Cet écrit bien modeste est une offrande à ces femmes sacrifiées par la France et largement oubliées:
Marie Bartête sera la dernière bagnarde, elle mourut dans les années 30, déformée par l'éléphantiasis...En 1923, Albert Londres l'a rencontrée à saint-laurent du maroni et a publié son témoignage en une page dans son livre "Au bagne"...
(en 1923, lorsque Albert Londres la rencontre, Marie Bartête, pourtant relevée de relégation, vivait toujours en Guyane, faute d'argent pour payer le voyage du retour)
je veux rendre hommage aussi à Bernadette Pecassou-Camebrac, journaliste et écrivain, qui a consacré deux ans de recherches pour son roman historique: "La dernière Bagnarde",
histoire qui m'a largement inspiré cet écrit ...
je te vois Marie
enfermée avec tes compagnes de malheur
dans un carbet minable,
penchée du matin jusqu'au soir
à coudre et à recoudre
les linges du bagne...
expédiée comme un colis indésirable
dans l'enfer de Saint-Laurent du Maroni
pour quelques pains volés
dans tes moments de famine...
la nuit, dans ton sommeil agité de fantômes,
j'entends avec toi les cris des singes rouges
et plus effrayants encore, ceux des bagnards hurlant de désespoir
dans leur nuit de douleur...
avant l'aube, tu te lèves
et ce matin, avec une petite lueur dans les yeux :
aujourd'hui en effet, ce n'est pas tout à fait un jour comme les autres:
c'est jeudi et tu es autorisée à passer au "kiosque"

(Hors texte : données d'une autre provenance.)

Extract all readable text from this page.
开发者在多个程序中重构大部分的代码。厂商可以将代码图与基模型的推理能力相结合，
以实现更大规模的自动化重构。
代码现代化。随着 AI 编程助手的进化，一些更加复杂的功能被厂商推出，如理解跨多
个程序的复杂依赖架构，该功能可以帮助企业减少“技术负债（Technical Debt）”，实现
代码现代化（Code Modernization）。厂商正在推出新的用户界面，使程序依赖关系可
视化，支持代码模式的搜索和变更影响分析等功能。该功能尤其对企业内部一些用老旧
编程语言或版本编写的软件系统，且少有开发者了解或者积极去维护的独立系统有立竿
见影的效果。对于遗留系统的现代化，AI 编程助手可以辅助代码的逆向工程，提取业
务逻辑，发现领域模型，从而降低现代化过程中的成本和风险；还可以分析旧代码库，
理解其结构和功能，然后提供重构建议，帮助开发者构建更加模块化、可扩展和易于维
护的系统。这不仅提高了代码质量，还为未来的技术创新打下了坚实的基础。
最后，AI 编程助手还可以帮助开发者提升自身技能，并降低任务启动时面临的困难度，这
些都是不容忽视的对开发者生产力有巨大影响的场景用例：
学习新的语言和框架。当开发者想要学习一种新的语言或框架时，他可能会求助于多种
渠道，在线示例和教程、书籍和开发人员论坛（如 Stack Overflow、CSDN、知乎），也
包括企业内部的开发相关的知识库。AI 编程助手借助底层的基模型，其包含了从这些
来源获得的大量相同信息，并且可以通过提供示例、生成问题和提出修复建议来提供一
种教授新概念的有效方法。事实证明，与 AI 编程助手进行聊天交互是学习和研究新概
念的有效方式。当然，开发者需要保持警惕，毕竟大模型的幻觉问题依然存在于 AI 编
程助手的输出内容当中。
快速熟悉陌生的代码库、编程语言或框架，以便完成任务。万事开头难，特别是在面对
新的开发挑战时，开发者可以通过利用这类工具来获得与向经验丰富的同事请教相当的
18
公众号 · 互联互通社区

pour une drôle de musique:
la rencontre d'anciens bagnards
sans dent, sans charme et sans sourire
qui viennent choisir une femme...
avec les moyens du bord,
tu t'es faite belle, coquette:
les lèvres rouges et le visage "fariné"
pour une séduction nécessaire,
car le mariage c'est l'espoir d'une vie meilleure:
la liberté et un bout de terre à soi...
Tu rêves déjà d'une petite maison
et d'un jardin où tu pourras planter quelques légumes
et pourquoi pas quelques fleurs pour égayer la vie...
comme je voudrais te parler, te dire que ce lopin de terre
est un piège, un effroyable piège:
rien que de la jungle avec ses arbres immenses
où tu ne pourras rien semer!
je te regarde sourire,
le premier depuis bien longtemps,
lorsqu'un "ex-bagnard" te choisit...
tu es heureuse, tellement heureuse!
tu l'épouses sur le champ!
sûre de toi, d'un avenir plus beau!
et tu recommence à rêver:
d'une petite famille, celle que tu n'as jamais eue!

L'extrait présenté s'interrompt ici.